Le modèle à suivre pourrait être celui des Cowboys de 1991-1992, qui ont ajouté des éléments fondamentaux à leur dynastie des années 1990 grâce à des choix de premier tour comme Russell Maryland, Alvin Harper, Kevin Smith et Robert Jones, ainsi qu’au choix de deuxième tour Darren Woodson.
Les Jets se situeront probablement entre ces deux extrêmes. Il y aura des succès et des échecs. Mais ils ne peuvent pas se tromper au poste de quart-arrière. « Avec de grands pouvoirs viennent de grandes responsabilités » s’applique ici. Mougey, l’entraîneur Aaron Glenn et le reste de l’équipe ont un pouvoir considérable, et la responsabilité de bien l’utiliser.
Ils se donnent au moins une chance légitime de réussir. Il est difficile pour les Jets de demander de la patience alors qu’ils détiennent le plus long retard de participation aux séries éliminatoires de la NFL, mais c’est nécessaire. Les tentatives infructueuses de faire fonctionner Fields ou de satisfaire tous les caprices d’Aaron Rodgers, qui ont conduit à cette situation, sont terminées. L’ardoise a été effacée. Il n’y a plus d’excuses, et il ne faut pas regarder en arrière.
Ces échanges n’ont pas pu avoir lieu sans l’approbation du propriétaire, Woody Johnson, qui semble soutenir une approche patiente. New York peut transformer son organisation, sélectionner un quart-arrière prometteur et lui fournir un environnement favorable. Il peut également renforcer une défense en manque de talent. Il dispose également d’une marge de manœuvre financière importante, avec une masse salariale projetée comme la troisième plus élevée de la ligue. Tout cela n’était pas possible avant les échanges de mardi.

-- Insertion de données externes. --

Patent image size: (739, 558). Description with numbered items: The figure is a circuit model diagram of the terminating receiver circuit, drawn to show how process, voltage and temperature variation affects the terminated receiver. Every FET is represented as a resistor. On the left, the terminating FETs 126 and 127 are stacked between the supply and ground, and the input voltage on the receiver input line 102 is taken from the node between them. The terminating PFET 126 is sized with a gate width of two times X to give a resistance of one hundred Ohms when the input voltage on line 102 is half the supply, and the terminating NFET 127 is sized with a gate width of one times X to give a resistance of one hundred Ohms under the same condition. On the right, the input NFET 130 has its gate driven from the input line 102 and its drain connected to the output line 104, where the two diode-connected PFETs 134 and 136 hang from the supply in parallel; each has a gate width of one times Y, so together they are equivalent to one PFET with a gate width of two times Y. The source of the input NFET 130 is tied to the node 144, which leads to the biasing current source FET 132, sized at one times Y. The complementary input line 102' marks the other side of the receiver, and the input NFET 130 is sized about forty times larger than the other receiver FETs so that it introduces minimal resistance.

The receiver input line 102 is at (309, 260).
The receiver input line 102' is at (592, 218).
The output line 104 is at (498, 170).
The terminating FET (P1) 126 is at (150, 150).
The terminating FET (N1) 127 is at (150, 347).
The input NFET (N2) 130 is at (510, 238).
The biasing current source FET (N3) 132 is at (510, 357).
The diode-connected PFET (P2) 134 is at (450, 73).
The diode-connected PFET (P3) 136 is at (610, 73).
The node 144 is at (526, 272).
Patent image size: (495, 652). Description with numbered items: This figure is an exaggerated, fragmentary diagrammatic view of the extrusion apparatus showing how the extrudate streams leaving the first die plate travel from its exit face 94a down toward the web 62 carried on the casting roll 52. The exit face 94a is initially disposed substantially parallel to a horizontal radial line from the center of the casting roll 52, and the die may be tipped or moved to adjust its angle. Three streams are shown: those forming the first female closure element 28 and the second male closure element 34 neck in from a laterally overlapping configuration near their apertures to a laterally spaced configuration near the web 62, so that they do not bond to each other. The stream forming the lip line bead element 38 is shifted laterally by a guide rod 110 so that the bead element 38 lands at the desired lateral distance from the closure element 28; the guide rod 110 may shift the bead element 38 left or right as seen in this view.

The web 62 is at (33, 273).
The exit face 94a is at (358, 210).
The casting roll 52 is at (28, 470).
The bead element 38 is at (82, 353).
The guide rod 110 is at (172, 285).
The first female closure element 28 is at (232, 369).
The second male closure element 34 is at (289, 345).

Le démantèlement est presque complet. La reconstruction peut enfin commencer sérieusement. La disette des Jets en séries éliminatoires se poursuivra cette année, et peut-être les années suivantes. Mais les Jets font enfin les choses correctement, en essayant de construire une équipe à partir de zéro plutôt que de simplement colmater les brèches.
Pour une franchise et une base de supporters impatientes, la patience n’est pas facile. Mais elle pourrait bien en valoir la peine.